Can confirm this, along with Advance Wars. At least the first two games. GS was noteworthy back in the day. It was right on the crest of the wave that was effectively Nintendo's golden era of gaming with Gamecube and GBA which people still think of fondly. It's why I always tag that people who say otherwise are revisionists or too young to remember. GS had no brand to go on and on its very first entry in an RPG series on a handheld managed to break a million. Be mindful that normally in the genre less than half of that was considered successful at the time. It's hard to describe really because today there's no equivalent to compare it to. You have the explosion of the internet and twitter, youtube, reddit, etc. to just get out the info quickly in the modern day.

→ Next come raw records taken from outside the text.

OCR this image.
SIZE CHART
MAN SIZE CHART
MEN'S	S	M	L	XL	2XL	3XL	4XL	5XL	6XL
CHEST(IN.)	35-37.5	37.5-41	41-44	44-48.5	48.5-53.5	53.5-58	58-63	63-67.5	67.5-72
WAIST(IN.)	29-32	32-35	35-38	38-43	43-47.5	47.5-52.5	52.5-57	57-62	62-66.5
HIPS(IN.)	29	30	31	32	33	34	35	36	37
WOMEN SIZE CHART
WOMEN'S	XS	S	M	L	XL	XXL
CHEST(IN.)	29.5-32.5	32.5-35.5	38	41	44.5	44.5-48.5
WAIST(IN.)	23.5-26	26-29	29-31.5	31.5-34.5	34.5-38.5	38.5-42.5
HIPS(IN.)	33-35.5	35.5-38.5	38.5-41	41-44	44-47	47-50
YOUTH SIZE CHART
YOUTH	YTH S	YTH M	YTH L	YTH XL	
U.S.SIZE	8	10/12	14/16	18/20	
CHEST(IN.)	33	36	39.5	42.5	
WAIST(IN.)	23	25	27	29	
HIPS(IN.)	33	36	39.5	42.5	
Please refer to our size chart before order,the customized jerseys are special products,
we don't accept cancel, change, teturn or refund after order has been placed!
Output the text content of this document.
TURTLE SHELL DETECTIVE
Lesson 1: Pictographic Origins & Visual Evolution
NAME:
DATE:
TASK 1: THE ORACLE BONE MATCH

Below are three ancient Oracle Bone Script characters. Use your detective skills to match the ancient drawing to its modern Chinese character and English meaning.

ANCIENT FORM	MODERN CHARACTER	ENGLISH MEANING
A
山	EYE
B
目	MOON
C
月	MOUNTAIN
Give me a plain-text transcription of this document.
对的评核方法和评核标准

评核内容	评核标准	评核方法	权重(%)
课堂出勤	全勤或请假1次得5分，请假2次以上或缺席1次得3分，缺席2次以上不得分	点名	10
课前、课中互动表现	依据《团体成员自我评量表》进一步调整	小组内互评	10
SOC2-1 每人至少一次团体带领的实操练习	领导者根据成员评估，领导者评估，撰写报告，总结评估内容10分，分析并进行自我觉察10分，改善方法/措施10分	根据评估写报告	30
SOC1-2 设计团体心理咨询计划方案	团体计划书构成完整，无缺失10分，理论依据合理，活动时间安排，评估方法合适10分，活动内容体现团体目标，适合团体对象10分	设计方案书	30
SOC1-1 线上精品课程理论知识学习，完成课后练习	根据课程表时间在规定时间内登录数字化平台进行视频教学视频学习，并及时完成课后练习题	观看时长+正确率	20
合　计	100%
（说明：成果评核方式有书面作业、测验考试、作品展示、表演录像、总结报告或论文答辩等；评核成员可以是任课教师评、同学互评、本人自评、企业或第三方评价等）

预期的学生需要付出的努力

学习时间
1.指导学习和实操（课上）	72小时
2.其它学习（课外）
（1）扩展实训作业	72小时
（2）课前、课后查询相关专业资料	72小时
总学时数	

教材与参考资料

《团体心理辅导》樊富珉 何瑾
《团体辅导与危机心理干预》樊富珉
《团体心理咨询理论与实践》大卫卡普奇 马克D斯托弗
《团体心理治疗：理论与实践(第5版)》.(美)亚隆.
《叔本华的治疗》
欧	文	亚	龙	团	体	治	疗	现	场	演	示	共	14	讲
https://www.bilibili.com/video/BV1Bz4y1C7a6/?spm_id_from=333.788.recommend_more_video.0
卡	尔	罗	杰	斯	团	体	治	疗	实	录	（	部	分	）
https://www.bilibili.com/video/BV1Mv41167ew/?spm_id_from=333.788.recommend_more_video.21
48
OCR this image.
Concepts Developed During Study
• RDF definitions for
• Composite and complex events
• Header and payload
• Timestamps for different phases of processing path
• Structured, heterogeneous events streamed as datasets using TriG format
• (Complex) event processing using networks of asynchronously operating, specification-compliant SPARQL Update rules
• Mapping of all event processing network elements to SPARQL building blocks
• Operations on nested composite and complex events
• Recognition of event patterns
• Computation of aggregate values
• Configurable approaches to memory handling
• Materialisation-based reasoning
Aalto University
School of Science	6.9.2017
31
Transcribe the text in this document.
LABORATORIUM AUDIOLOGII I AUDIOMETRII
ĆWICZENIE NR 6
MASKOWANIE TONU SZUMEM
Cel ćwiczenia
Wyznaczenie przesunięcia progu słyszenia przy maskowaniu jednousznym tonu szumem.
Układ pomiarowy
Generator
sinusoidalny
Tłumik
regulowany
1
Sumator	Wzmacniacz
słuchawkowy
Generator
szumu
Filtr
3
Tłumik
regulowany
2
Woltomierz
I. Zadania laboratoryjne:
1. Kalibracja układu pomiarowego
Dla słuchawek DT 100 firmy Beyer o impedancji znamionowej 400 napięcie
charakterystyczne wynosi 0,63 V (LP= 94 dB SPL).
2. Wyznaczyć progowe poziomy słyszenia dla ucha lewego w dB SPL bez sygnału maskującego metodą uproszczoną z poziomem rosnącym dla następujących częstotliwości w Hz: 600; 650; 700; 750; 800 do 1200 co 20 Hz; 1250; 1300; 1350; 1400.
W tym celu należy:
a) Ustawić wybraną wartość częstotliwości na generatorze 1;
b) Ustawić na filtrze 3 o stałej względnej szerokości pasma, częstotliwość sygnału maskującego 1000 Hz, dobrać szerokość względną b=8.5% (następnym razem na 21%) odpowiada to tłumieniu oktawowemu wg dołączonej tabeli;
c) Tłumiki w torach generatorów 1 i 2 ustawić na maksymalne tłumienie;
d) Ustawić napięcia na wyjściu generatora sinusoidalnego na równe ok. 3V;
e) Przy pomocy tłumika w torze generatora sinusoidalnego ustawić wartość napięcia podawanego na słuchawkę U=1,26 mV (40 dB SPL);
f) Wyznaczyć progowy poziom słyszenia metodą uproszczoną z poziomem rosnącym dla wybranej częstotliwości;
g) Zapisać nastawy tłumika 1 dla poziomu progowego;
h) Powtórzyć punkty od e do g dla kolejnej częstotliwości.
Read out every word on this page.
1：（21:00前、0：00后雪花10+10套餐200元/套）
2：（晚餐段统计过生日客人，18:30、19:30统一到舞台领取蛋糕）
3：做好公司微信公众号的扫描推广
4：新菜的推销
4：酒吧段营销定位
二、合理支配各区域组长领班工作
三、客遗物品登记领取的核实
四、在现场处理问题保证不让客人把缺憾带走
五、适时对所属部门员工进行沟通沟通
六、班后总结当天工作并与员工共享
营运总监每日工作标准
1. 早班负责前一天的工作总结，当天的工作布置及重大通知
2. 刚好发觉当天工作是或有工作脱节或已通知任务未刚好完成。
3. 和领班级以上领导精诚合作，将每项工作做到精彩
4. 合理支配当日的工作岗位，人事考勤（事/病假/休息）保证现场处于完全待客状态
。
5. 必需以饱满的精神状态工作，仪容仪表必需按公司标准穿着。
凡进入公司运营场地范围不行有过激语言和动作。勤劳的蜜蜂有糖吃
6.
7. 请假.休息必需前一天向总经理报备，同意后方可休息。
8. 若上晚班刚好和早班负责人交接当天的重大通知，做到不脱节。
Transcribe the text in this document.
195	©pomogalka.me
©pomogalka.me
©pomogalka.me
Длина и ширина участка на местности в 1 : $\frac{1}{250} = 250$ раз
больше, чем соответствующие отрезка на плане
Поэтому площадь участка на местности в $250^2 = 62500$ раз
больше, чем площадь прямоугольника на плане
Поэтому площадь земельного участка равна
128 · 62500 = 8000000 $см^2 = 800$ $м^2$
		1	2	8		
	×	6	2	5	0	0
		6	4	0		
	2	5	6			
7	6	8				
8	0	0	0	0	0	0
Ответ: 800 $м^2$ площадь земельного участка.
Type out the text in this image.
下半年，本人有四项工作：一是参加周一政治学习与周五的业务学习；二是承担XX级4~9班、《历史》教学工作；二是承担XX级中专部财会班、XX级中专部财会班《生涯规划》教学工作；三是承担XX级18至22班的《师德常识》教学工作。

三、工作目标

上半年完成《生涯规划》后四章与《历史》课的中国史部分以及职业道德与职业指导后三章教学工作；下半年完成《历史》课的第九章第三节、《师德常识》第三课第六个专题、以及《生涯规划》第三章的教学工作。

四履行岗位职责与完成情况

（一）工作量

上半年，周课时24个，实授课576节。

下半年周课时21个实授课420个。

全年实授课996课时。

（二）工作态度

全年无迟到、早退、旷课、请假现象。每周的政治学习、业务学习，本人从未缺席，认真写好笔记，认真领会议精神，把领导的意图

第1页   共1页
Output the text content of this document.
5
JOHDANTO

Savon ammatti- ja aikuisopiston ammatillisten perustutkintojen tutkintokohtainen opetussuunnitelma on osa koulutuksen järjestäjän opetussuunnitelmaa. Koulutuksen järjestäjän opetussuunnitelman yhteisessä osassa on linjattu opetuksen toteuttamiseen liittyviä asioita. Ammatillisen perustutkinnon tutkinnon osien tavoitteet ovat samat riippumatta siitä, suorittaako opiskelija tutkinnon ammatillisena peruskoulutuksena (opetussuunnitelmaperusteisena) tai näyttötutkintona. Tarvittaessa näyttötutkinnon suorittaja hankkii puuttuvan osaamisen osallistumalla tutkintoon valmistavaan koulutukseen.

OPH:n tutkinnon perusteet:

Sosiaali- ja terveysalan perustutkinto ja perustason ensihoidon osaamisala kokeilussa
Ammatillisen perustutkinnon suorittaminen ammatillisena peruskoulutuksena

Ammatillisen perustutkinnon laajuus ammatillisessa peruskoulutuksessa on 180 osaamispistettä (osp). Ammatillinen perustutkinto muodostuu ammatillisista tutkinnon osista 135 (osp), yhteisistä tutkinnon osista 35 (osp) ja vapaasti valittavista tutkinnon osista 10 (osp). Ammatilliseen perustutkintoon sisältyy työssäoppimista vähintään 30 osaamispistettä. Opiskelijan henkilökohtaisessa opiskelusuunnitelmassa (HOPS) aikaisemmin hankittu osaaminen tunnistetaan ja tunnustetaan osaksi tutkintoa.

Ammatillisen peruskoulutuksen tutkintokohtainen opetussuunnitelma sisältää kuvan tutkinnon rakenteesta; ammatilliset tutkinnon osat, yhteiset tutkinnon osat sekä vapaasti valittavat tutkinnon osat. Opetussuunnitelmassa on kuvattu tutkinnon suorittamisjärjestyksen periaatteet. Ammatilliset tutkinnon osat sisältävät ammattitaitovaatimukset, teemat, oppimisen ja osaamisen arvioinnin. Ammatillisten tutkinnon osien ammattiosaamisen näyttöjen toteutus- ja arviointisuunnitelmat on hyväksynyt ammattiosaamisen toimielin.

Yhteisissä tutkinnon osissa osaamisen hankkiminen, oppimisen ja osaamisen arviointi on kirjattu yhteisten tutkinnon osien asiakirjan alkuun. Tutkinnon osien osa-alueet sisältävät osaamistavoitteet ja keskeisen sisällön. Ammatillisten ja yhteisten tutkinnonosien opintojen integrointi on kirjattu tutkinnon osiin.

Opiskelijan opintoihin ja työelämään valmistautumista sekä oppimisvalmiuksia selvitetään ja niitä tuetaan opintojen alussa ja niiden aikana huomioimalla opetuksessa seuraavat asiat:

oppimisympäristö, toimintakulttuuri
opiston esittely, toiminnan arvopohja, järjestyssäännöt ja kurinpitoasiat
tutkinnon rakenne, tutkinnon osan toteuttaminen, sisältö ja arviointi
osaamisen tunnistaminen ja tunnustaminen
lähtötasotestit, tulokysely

Back in 2001, all I really remember about the internet was AOL and only using the internet for research for homework. Maybe using gamefaqs to look up some map. So when a game made an impact, it had to do it by its own merits or the brand that it had built otherwise it would stay hidden. Golden Sun definitely did that as surprising as that might seem. At its peak it really was bigger internationally than Fire Emblem, Pikmin, Mother, F-Zero and that's not to put those franchises in some disrespect; Golden Sun was just that big. Camelot's problem is they didn't strike when the iron was hot like so many other franchises did, including its contemporaries. I'm not saying it would have been Pokemon, but it had ability to replicate that success to a lesser extent.
GS was discussed on the playground, in the classroom, with random cousins you would seldom see except for a family event twice a year. Camelot is stupid so here we are.